I hate to digress, but there are a couple of things I would like to clarify now that I read your original message more carefully.
#1)How many miles does the car have?
#2)How long have you had the car?
#3)How many miles did the car have when you bought it?
OK, enough with the 50 q's, the point is that if you are a new owner, there is a chance that one of the prior owners replaced the front calipers and wheel cyliners a while back while the rear ones could have been the originals. You would know this by checking former records or, or of course, if your are the original owner.
If that is the case, in your mechanic's defense, it is possible that after he put new pads on the back with the old cylinders, the cylinders overpressurized and ruptured (happened to me on a classic american car). It would have not done anything to the front because they were newer.
It is very possible that this is the case because the front breaks wear out twice as fast as the rear, hence replacing the fronts in the past is not all that out of the question if your car has more than 100k miles.
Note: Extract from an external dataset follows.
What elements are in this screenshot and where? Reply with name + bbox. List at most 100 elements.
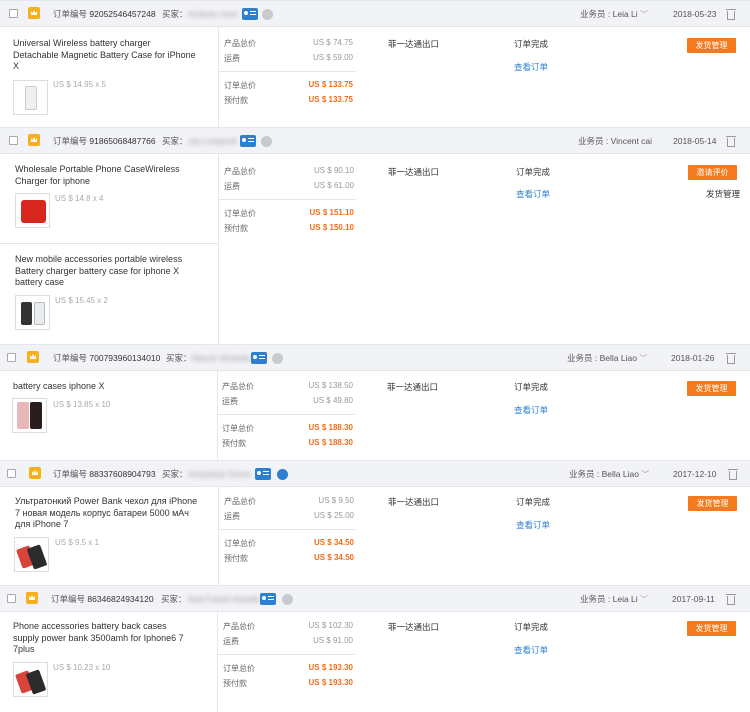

There is also a distant possibility that he put on the wrong pads. The distance between the pad and the rotor have to be accurate to avoid overpressurization. Slapping generic pads on old brake equipment could be a disaster. It is also possible that they did not turn them down properly as well.
I first read your post in the middle of the night, but after thinking about it, there are a lot of factors that need to be considered and researched to ascertain who is as fault.
My best take is that you are a new owner of the car (less than 1 year) and your mechanic tried to save you money by taking a conservative inexpensive route, and due to the age of the componenets, cause addition malfunction. Unfortunately, this is common for new owners of used cars. Don't get too discouraged, only a small price to pay in the long run to enjoy the finest of automobiles.
....That'll hold true, if I knew anything.